Here’s a film I saw at Noir City DC several months back and thought, “Man, I wish this was on Blu-ray.” And now it is! I’m talking about Shakedown from 1950, not to be confused with The Shakedown from 1960, a very different movie. (Eddie Muller has a great story about programming this film. You can find it on the Ask Eddie episode below from December 9, 2021, just after the 13-minute mark or so.)

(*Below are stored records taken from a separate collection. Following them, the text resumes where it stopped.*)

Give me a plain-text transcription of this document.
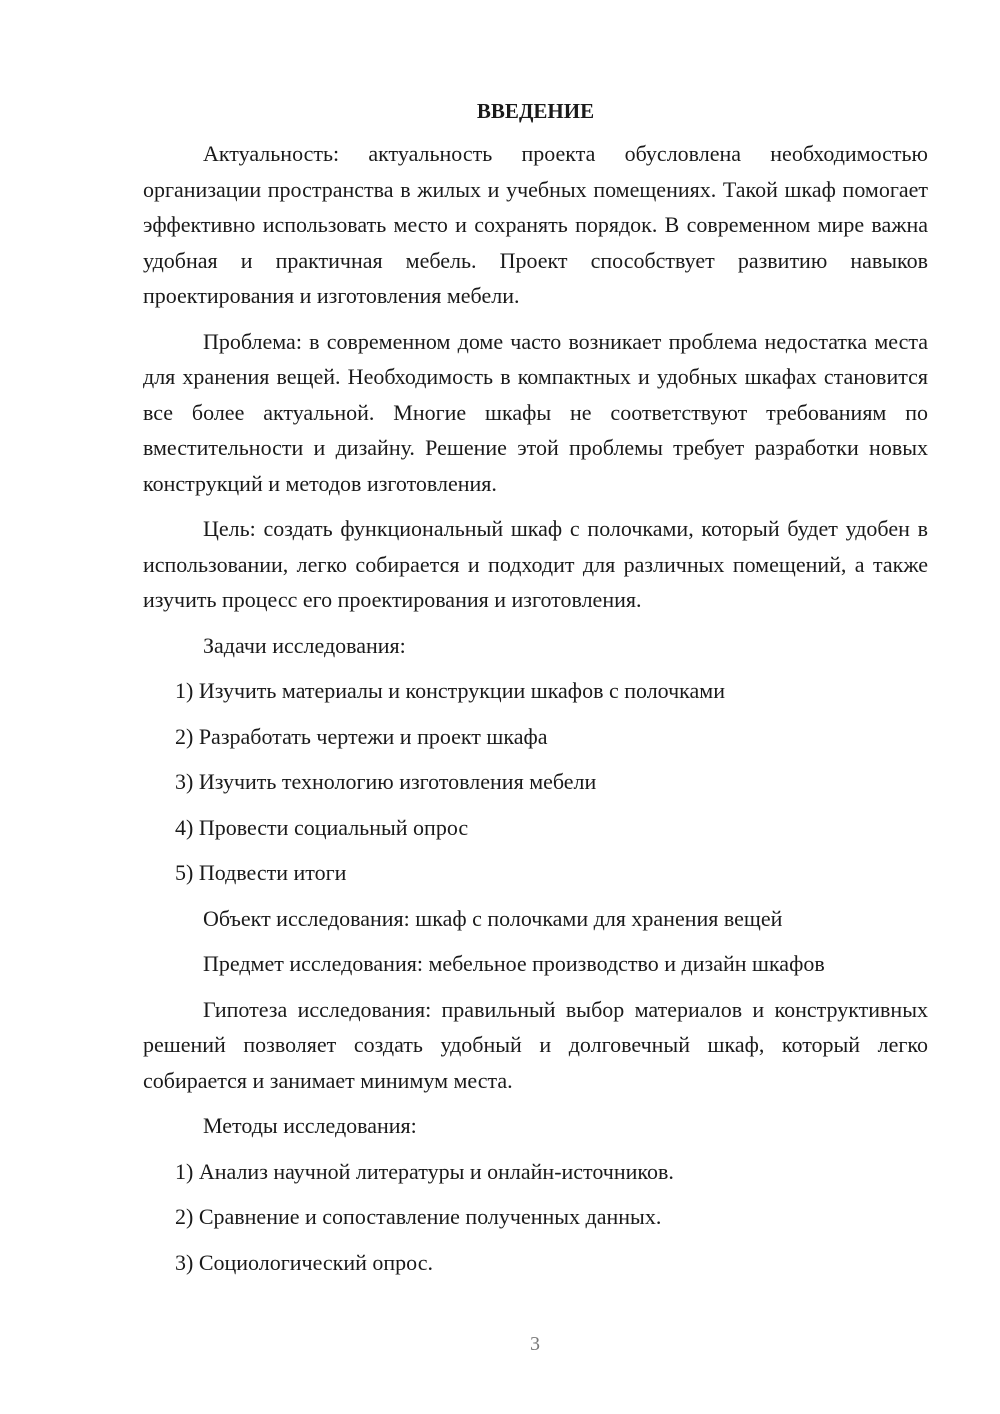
ВВЕДЕНИЕ

Актуальность: актуальность проекта обусловлена необходимостью организации пространства в жилых и учебных помещениях. Такой шкаф помогает эффективно использовать место и сохранять порядок. В современном мире важна удобная и практичная мебель. Проект способствует развитию навыков проектирования и изготовления мебели.

Проблема: в современном доме часто возникает проблема недостатка места для хранения вещей. Необходимость в компактных и удобных шкафах становится все более актуальной. Многие шкафы не соответствуют требованиям по вместительности и дизайну. Решение этой проблемы требует разработки новых конструкций и методов изготовления.

Цель: создать функциональный шкаф с полочками, который будет удобен в использовании, легко собирается и подходит для различных помещений, а также изучить процесс его проектирования и изготовления.

Задачи исследования:
1) Изучить материалы и конструкции шкафов с полочками
2) Разработать чертежи и проект шкафа
3) Изучить технологию изготовления мебели
4) Провести социальный опрос
5) Подвести итоги
Объект исследования: шкаф с полочками для хранения вещей
Предмет исследования: мебельное производство и дизайн шкафов

Гипотеза исследования: правильный выбор материалов и конструктивных решений позволяет создать удобный и долговечный шкаф, который легко собирается и занимает минимум места.

Методы исследования:
1) Анализ научной литературы и онлайн-источников.
2) Сравнение и сопоставление полученных данных.
3) Социологический опрос.
3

Newspaper photographer Jack Early (Howard Duff) will do anything to grab front-page-worthy pictures, even if he has to ignore the rules or abandon his scruples - if he has any. After a few encounters with (and jobs for) racketeers, Early finds himself in big trouble. The film also stars Brian Donlevy, Peggy Dow, and Lawrence Tierney. This release is taken from a new 2K restoration and features an audio commentary by film scholar Jason A. Ney. This is a good one. Don’t hesitate.

I'm pretty excited about these March releases, although my wallet certainly won't be... I hope you find some titles to check out from this list. Remember that release dates often change, but I'll update you with any news I come across. Thanks for stopping by, and enjoy some great film noir.